Infelizmente, assim como a Wikipedia, a maior parte dos livros que temos para ouvir estão em inglês, mas tem uma alternativa em português. Ossos do ofício, quando a maior parte do mundo com educação e dinheiro para ter acesso a esse tipo de conteúdo fala inglês, essa é a língua que viabiliza os audiolivros. Aqui vão as alternativas que eu uso (longe de serem todas que há):

Audible – A Audible é de longe a maior loja e publicadora de audiolivros. Foram incorporados pela Amazon (não sei se eram parte dela desde o começo) e oferecem um serviço de assinatura muito bom – que valia mais quando o dólar estava mais baixo. Por $15,90 mensais, você assina o programa e tem direito a um crédito por mês, que na prática equivale a um livro. Também vendem livros individualmente, mas costumam ser bem mais caros ($22 ou mais) do que o preço para assinantes. Só compro livros à parte, sem os créditos, quando estão em promoção por $5 ou algo próximo. Aceitam cartão internacional do Brasil, embora isso restrinja o acesso a alguns títulos, dependendo do acordo que a editora tem com a Amazon – não consegui comprar a versão completa de World War Z, por exemplo. Também oferecem o primeiro mês grátis para quem se inscreve com links como o meu, o que dá uma boa oportunidade para ouvir, ver o que acha e cancelar se não gostar. E são bem práticos com refunding, quando comprei a versão errada do WWZ, me devolveram meu crédito na hora.

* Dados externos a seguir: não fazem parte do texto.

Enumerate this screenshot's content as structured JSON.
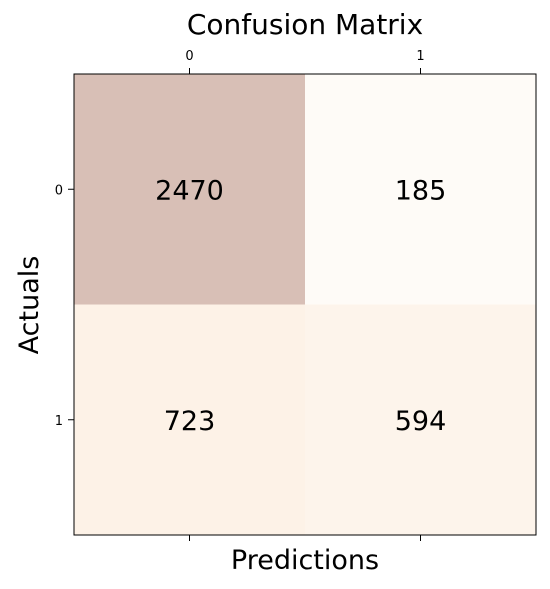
{
  "chart_data": {
    "type": "heatmap",
    "title": "Confusion Matrix",
    "xlabel": "Predictions",
    "ylabel": "Actuals",
    "x_categories": [
      "0",
      "1"
    ],
    "y_categories": [
      "0",
      "1"
    ],
    "values": [
      [
        2470,
        185
      ],
      [
        723,
        594
      ]
    ],
    "x_ticks_position": "both",
    "grid": false,
    "colormap": "Oranges-muted",
    "cell_alpha": 0.3,
    "colors": {
      "low": "#fefbf7",
      "mid": "#fdf1e6",
      "high": "#d8bfb6"
    }
  }
}
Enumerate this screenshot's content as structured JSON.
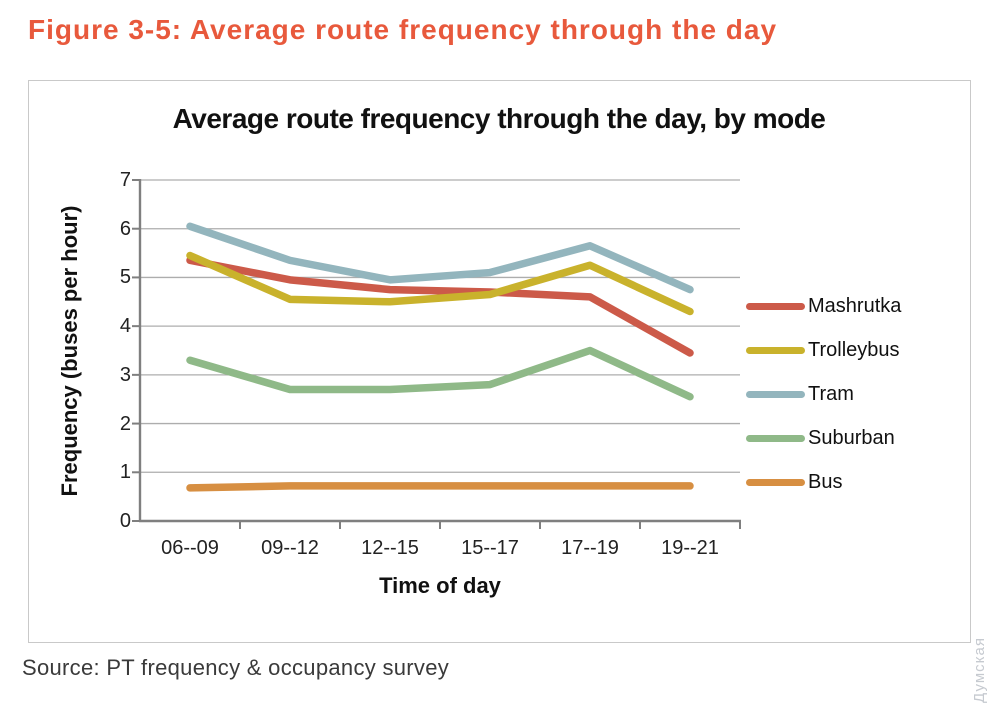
{
  "page": {
    "figure_title": "Figure 3-5: Average route frequency through the day",
    "source_note": "Source: PT frequency & occupancy survey",
    "watermark": "Думская"
  },
  "chart_data": {
    "type": "line",
    "title": "Average route frequency through the day, by mode",
    "xlabel": "Time of day",
    "ylabel": "Frequency (buses per hour)",
    "categories": [
      "06--09",
      "09--12",
      "12--15",
      "15--17",
      "17--19",
      "19--21"
    ],
    "ylim": [
      0,
      7
    ],
    "ytick_interval": 1,
    "grid": "horizontal-only",
    "legend_position": "right",
    "colors": {
      "axis": "#7f7f7f",
      "gridline": "#adadad",
      "figure_title": "#e8593c"
    },
    "series": [
      {
        "name": "Mashrutka",
        "color": "#cc5a49",
        "values": [
          5.35,
          4.95,
          4.75,
          4.7,
          4.6,
          3.45
        ]
      },
      {
        "name": "Trolleybus",
        "color": "#c9b22c",
        "values": [
          5.45,
          4.55,
          4.5,
          4.65,
          5.25,
          4.3
        ]
      },
      {
        "name": "Tram",
        "color": "#93b5bd",
        "values": [
          6.05,
          5.35,
          4.95,
          5.1,
          5.65,
          4.75
        ]
      },
      {
        "name": "Suburban",
        "color": "#8fb988",
        "values": [
          3.3,
          2.7,
          2.7,
          2.8,
          3.5,
          2.55
        ]
      },
      {
        "name": "Bus",
        "color": "#d78f42",
        "values": [
          0.68,
          0.72,
          0.72,
          0.72,
          0.72,
          0.72
        ]
      }
    ]
  }
}
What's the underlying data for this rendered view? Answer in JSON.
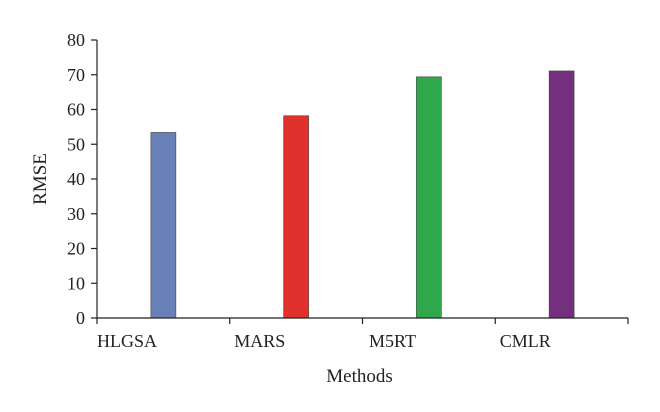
{
  "chart_data": {
    "type": "bar",
    "categories": [
      "HLGSA",
      "MARS",
      "M5RT",
      "CMLR"
    ],
    "values": [
      53.4,
      58.2,
      69.4,
      71.1
    ],
    "colors": [
      "#6a80b8",
      "#e0312c",
      "#2ea84a",
      "#74307f"
    ],
    "xlabel": "Methods",
    "ylabel": "RMSE",
    "ylim": [
      0,
      80
    ],
    "yticks": [
      "0",
      "10",
      "20",
      "30",
      "40",
      "50",
      "60",
      "70",
      "80"
    ],
    "grid": false
  }
}
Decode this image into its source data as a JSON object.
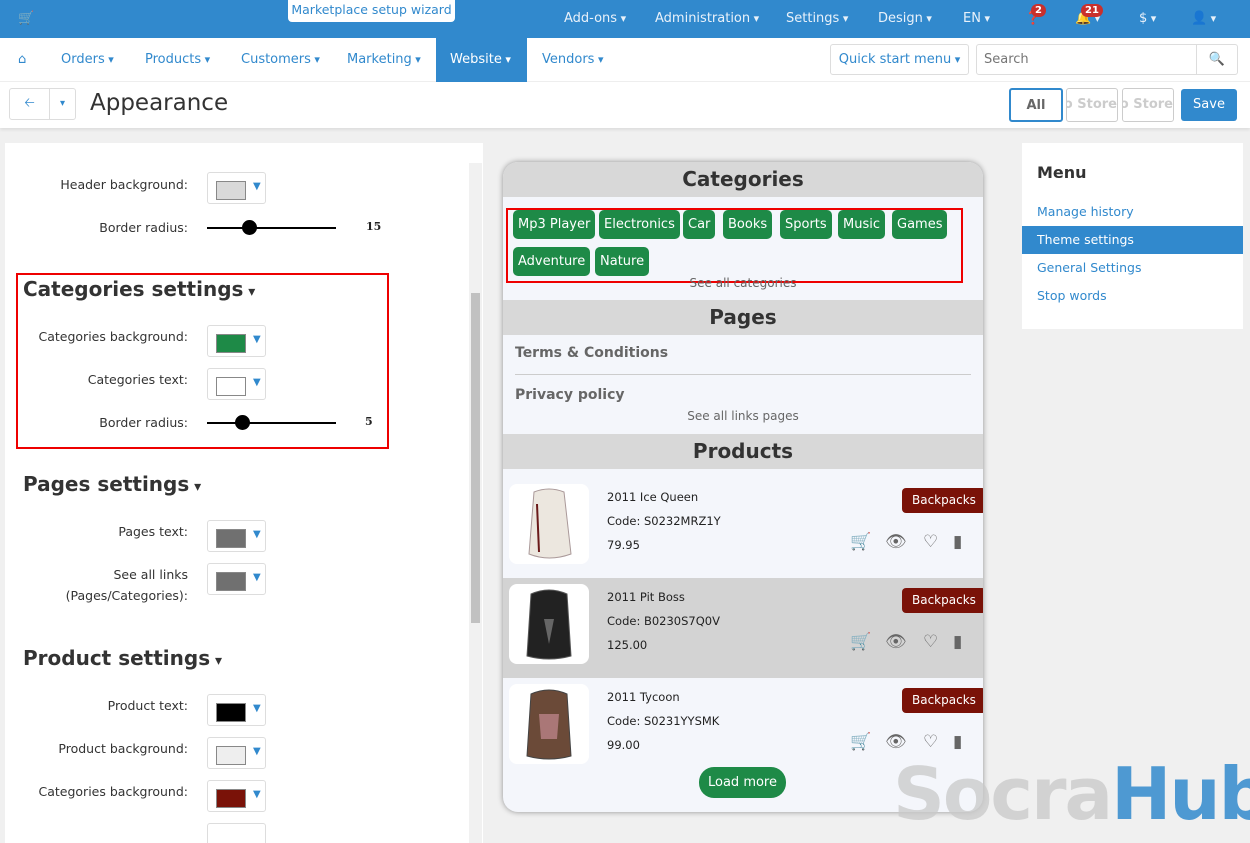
{
  "topbar": {
    "wizard": "Marketplace setup wizard",
    "items": [
      "Add-ons",
      "Administration",
      "Settings",
      "Design",
      "EN"
    ],
    "help_badge": "2",
    "notifications_badge": "21",
    "currency": "$"
  },
  "nav": {
    "items": [
      "Orders",
      "Products",
      "Customers",
      "Marketing",
      "Website",
      "Vendors"
    ],
    "active": "Website",
    "quick_start": "Quick start menu",
    "search_placeholder": "Search"
  },
  "titlebar": {
    "title": "Appearance",
    "stores": [
      "All",
      "Demo Store",
      "Demo Store"
    ],
    "save": "Save"
  },
  "settings": {
    "header_background_label": "Header background:",
    "header_background_color": "#d9d9d9",
    "header_radius_label": "Border radius:",
    "header_radius_value": "15",
    "categories": {
      "title": "Categories settings",
      "bg_label": "Categories background:",
      "bg_color": "#1e8a47",
      "text_label": "Categories text:",
      "text_color": "#ffffff",
      "radius_label": "Border radius:",
      "radius_value": "5"
    },
    "pages": {
      "title": "Pages settings",
      "text_label": "Pages text:",
      "text_color": "#707070",
      "links_label_1": "See all links",
      "links_label_2": "(Pages/Categories):",
      "links_color": "#707070"
    },
    "product": {
      "title": "Product settings",
      "text_label": "Product text:",
      "text_color": "#000000",
      "bg_label": "Product background:",
      "bg_color": "#eeeeee",
      "cat_bg_label": "Categories background:",
      "cat_bg_color": "#7a1208"
    }
  },
  "preview": {
    "categories_title": "Categories",
    "categories": [
      "Mp3 Player",
      "Electronics",
      "Car",
      "Books",
      "Sports",
      "Music",
      "Games",
      "Adventure",
      "Nature"
    ],
    "see_all_categories": "See all categories",
    "pages_title": "Pages",
    "pages": [
      "Terms & Conditions",
      "Privacy policy"
    ],
    "see_all_pages": "See all links pages",
    "products_title": "Products",
    "products": [
      {
        "name": "2011 Ice Queen",
        "code": "Code: S0232MRZ1Y",
        "price": "79.95",
        "category": "Backpacks"
      },
      {
        "name": "2011 Pit Boss",
        "code": "Code: B0230S7Q0V",
        "price": "125.00",
        "category": "Backpacks"
      },
      {
        "name": "2011 Tycoon",
        "code": "Code: S0231YYSMK",
        "price": "99.00",
        "category": "Backpacks"
      }
    ],
    "load_more": "Load more"
  },
  "menu": {
    "title": "Menu",
    "items": [
      "Manage history",
      "Theme settings",
      "General Settings",
      "Stop words"
    ],
    "active": "Theme settings"
  },
  "watermark": {
    "part1": "Socra",
    "part2": "Hub"
  }
}
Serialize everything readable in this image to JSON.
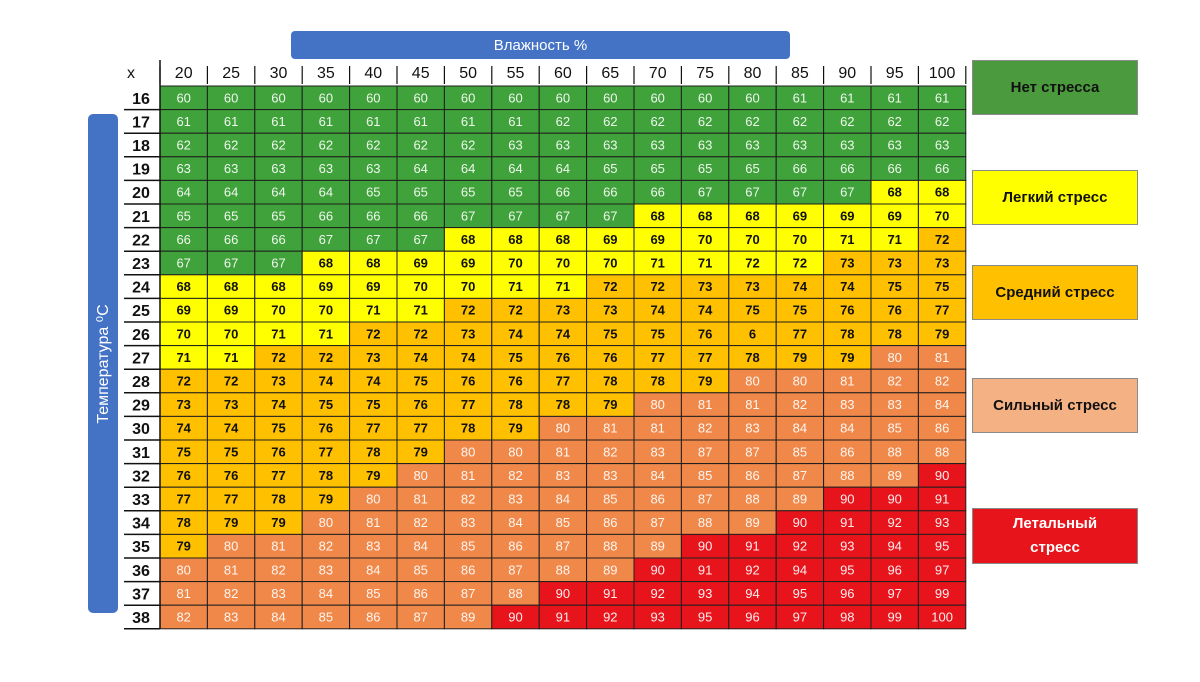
{
  "chart_data": {
    "type": "heatmap",
    "title": "Влажность %",
    "xlabel": "Влажность %",
    "ylabel": "Температура ⁰C",
    "corner_label": "x",
    "x": [
      20,
      25,
      30,
      35,
      40,
      45,
      50,
      55,
      60,
      65,
      70,
      75,
      80,
      85,
      90,
      95,
      100
    ],
    "y": [
      16,
      17,
      18,
      19,
      20,
      21,
      22,
      23,
      24,
      25,
      26,
      27,
      28,
      29,
      30,
      31,
      32,
      33,
      34,
      35,
      36,
      37,
      38
    ],
    "values": [
      [
        60,
        60,
        60,
        60,
        60,
        60,
        60,
        60,
        60,
        60,
        60,
        60,
        60,
        61,
        61,
        61,
        61
      ],
      [
        61,
        61,
        61,
        61,
        61,
        61,
        61,
        61,
        62,
        62,
        62,
        62,
        62,
        62,
        62,
        62,
        62
      ],
      [
        62,
        62,
        62,
        62,
        62,
        62,
        62,
        63,
        63,
        63,
        63,
        63,
        63,
        63,
        63,
        63,
        63
      ],
      [
        63,
        63,
        63,
        63,
        63,
        64,
        64,
        64,
        64,
        65,
        65,
        65,
        65,
        66,
        66,
        66,
        66
      ],
      [
        64,
        64,
        64,
        64,
        65,
        65,
        65,
        65,
        66,
        66,
        66,
        67,
        67,
        67,
        67,
        68,
        68
      ],
      [
        65,
        65,
        65,
        66,
        66,
        66,
        67,
        67,
        67,
        67,
        68,
        68,
        68,
        69,
        69,
        69,
        70
      ],
      [
        66,
        66,
        66,
        67,
        67,
        67,
        68,
        68,
        68,
        69,
        69,
        70,
        70,
        70,
        71,
        71,
        72
      ],
      [
        67,
        67,
        67,
        68,
        68,
        69,
        69,
        70,
        70,
        70,
        71,
        71,
        72,
        72,
        73,
        73,
        73
      ],
      [
        68,
        68,
        68,
        69,
        69,
        70,
        70,
        71,
        71,
        72,
        72,
        73,
        73,
        74,
        74,
        75,
        75
      ],
      [
        69,
        69,
        70,
        70,
        71,
        71,
        72,
        72,
        73,
        73,
        74,
        74,
        75,
        75,
        76,
        76,
        77
      ],
      [
        70,
        70,
        71,
        71,
        72,
        72,
        73,
        74,
        74,
        75,
        75,
        76,
        6,
        77,
        78,
        78,
        79
      ],
      [
        71,
        71,
        72,
        72,
        73,
        74,
        74,
        75,
        76,
        76,
        77,
        77,
        78,
        79,
        79,
        80,
        81
      ],
      [
        72,
        72,
        73,
        74,
        74,
        75,
        76,
        76,
        77,
        78,
        78,
        79,
        80,
        80,
        81,
        82,
        82
      ],
      [
        73,
        73,
        74,
        75,
        75,
        76,
        77,
        78,
        78,
        79,
        80,
        81,
        81,
        82,
        83,
        83,
        84
      ],
      [
        74,
        74,
        75,
        76,
        77,
        77,
        78,
        79,
        80,
        81,
        81,
        82,
        83,
        84,
        84,
        85,
        86
      ],
      [
        75,
        75,
        76,
        77,
        78,
        79,
        80,
        80,
        81,
        82,
        83,
        87,
        87,
        85,
        86,
        88,
        88
      ],
      [
        76,
        76,
        77,
        78,
        79,
        80,
        81,
        82,
        83,
        83,
        84,
        85,
        86,
        87,
        88,
        89,
        90
      ],
      [
        77,
        77,
        78,
        79,
        80,
        81,
        82,
        83,
        84,
        85,
        86,
        87,
        88,
        89,
        90,
        90,
        91
      ],
      [
        78,
        79,
        79,
        80,
        81,
        82,
        83,
        84,
        85,
        86,
        87,
        88,
        89,
        90,
        91,
        92,
        93
      ],
      [
        79,
        80,
        81,
        82,
        83,
        84,
        85,
        86,
        87,
        88,
        89,
        90,
        91,
        92,
        93,
        94,
        95
      ],
      [
        80,
        81,
        82,
        83,
        84,
        85,
        86,
        87,
        88,
        89,
        90,
        91,
        92,
        94,
        95,
        96,
        97
      ],
      [
        81,
        82,
        83,
        84,
        85,
        86,
        87,
        88,
        90,
        91,
        92,
        93,
        94,
        95,
        96,
        97,
        99
      ],
      [
        82,
        83,
        84,
        85,
        86,
        87,
        89,
        90,
        91,
        92,
        93,
        95,
        96,
        97,
        98,
        99,
        100
      ]
    ],
    "zones": [
      {
        "name": "none",
        "color": "#3fa23a"
      },
      {
        "name": "light",
        "color": "#ffff00"
      },
      {
        "name": "medium",
        "color": "#ffc000"
      },
      {
        "name": "strong",
        "color": "#f0884a"
      },
      {
        "name": "lethal",
        "color": "#e8141c"
      }
    ],
    "zone_map": [
      [
        0,
        0,
        0,
        0,
        0,
        0,
        0,
        0,
        0,
        0,
        0,
        0,
        0,
        0,
        0,
        0,
        0
      ],
      [
        0,
        0,
        0,
        0,
        0,
        0,
        0,
        0,
        0,
        0,
        0,
        0,
        0,
        0,
        0,
        0,
        0
      ],
      [
        0,
        0,
        0,
        0,
        0,
        0,
        0,
        0,
        0,
        0,
        0,
        0,
        0,
        0,
        0,
        0,
        0
      ],
      [
        0,
        0,
        0,
        0,
        0,
        0,
        0,
        0,
        0,
        0,
        0,
        0,
        0,
        0,
        0,
        0,
        0
      ],
      [
        0,
        0,
        0,
        0,
        0,
        0,
        0,
        0,
        0,
        0,
        0,
        0,
        0,
        0,
        0,
        1,
        1
      ],
      [
        0,
        0,
        0,
        0,
        0,
        0,
        0,
        0,
        0,
        0,
        1,
        1,
        1,
        1,
        1,
        1,
        1
      ],
      [
        0,
        0,
        0,
        0,
        0,
        0,
        1,
        1,
        1,
        1,
        1,
        1,
        1,
        1,
        1,
        1,
        2
      ],
      [
        0,
        0,
        0,
        1,
        1,
        1,
        1,
        1,
        1,
        1,
        1,
        1,
        1,
        1,
        2,
        2,
        2
      ],
      [
        1,
        1,
        1,
        1,
        1,
        1,
        1,
        1,
        1,
        2,
        2,
        2,
        2,
        2,
        2,
        2,
        2
      ],
      [
        1,
        1,
        1,
        1,
        1,
        1,
        2,
        2,
        2,
        2,
        2,
        2,
        2,
        2,
        2,
        2,
        2
      ],
      [
        1,
        1,
        1,
        1,
        2,
        2,
        2,
        2,
        2,
        2,
        2,
        2,
        2,
        2,
        2,
        2,
        2
      ],
      [
        1,
        1,
        2,
        2,
        2,
        2,
        2,
        2,
        2,
        2,
        2,
        2,
        2,
        2,
        2,
        3,
        3
      ],
      [
        2,
        2,
        2,
        2,
        2,
        2,
        2,
        2,
        2,
        2,
        2,
        2,
        3,
        3,
        3,
        3,
        3
      ],
      [
        2,
        2,
        2,
        2,
        2,
        2,
        2,
        2,
        2,
        2,
        3,
        3,
        3,
        3,
        3,
        3,
        3
      ],
      [
        2,
        2,
        2,
        2,
        2,
        2,
        2,
        2,
        3,
        3,
        3,
        3,
        3,
        3,
        3,
        3,
        3
      ],
      [
        2,
        2,
        2,
        2,
        2,
        2,
        3,
        3,
        3,
        3,
        3,
        3,
        3,
        3,
        3,
        3,
        3
      ],
      [
        2,
        2,
        2,
        2,
        2,
        3,
        3,
        3,
        3,
        3,
        3,
        3,
        3,
        3,
        3,
        3,
        4
      ],
      [
        2,
        2,
        2,
        2,
        3,
        3,
        3,
        3,
        3,
        3,
        3,
        3,
        3,
        3,
        4,
        4,
        4
      ],
      [
        2,
        2,
        2,
        3,
        3,
        3,
        3,
        3,
        3,
        3,
        3,
        3,
        3,
        4,
        4,
        4,
        4
      ],
      [
        2,
        3,
        3,
        3,
        3,
        3,
        3,
        3,
        3,
        3,
        3,
        4,
        4,
        4,
        4,
        4,
        4
      ],
      [
        3,
        3,
        3,
        3,
        3,
        3,
        3,
        3,
        3,
        3,
        4,
        4,
        4,
        4,
        4,
        4,
        4
      ],
      [
        3,
        3,
        3,
        3,
        3,
        3,
        3,
        3,
        4,
        4,
        4,
        4,
        4,
        4,
        4,
        4,
        4
      ],
      [
        3,
        3,
        3,
        3,
        3,
        3,
        3,
        4,
        4,
        4,
        4,
        4,
        4,
        4,
        4,
        4,
        4
      ]
    ]
  },
  "header": {
    "humidity_label": "Влажность %"
  },
  "axis": {
    "temperature_label": "Температура ⁰C"
  },
  "legend": [
    {
      "label": "Нет стресса",
      "bg": "#4c9a3e",
      "fg": "#111111"
    },
    {
      "label": "Легкий стресс",
      "bg": "#ffff00",
      "fg": "#111111"
    },
    {
      "label": "Средний стресс",
      "bg": "#ffc000",
      "fg": "#111111"
    },
    {
      "label": "Сильный стресс",
      "bg": "#f4b183",
      "fg": "#111111"
    },
    {
      "label": "Летальный стресс",
      "bg": "#e8141c",
      "fg": "#ffffff"
    }
  ]
}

Audiolivro + ebookAmazon – Adoro meu Kindle e a Amazon é quem oferece de longe a maior diversidade de títulos que podemos comprar sem precisar esperar os Correios. E com a conta internacional, passaram a integrar a versão em áudio junto dos ebooks, muitas vezes por um preço excelente. Por várias vezes deixei de comprar um audiolivro pela Audible porque se comprasse o ebook para Kindle e adicionasse o audiolivro, o preço final era bem próximo, se não o mesmo (como ao lado).

Tocalivros – A Tocalivros é uma empresa brasileira que produz e vende audiolivros em português. Além da vantagem da língua e dos métodos de pagamento – se pode pagar pelo site ou pelos aplicativos de celular, mas com a comissão de iTunes fica mais caro – ainda estão produzindo obras que só saíram na nossa língua. São títulos bem mais limitados, claro, mas estamos em um mercado novo para isso que depende do interesse de leitores para crescer. Eles me mandaram gratuitamente o História do Mundo Sem as Partes Chatas, narrado pelo humorista Paulo Pontes, para testar o sistema e o aplicativo. Sim, humorista, porque a Tocalivros produz os audiolivros com trilha sonora própria, atuação e até efeitos 3D (fica o áudio abaixo para você experimentar o que isso significa). Ouvir um livro na língua nativa e com um toque de humor foi uma experiência bem diferente, que me deu o relaxamento de ouvir sem esforço que só tive com o inglês depois de anos de treino.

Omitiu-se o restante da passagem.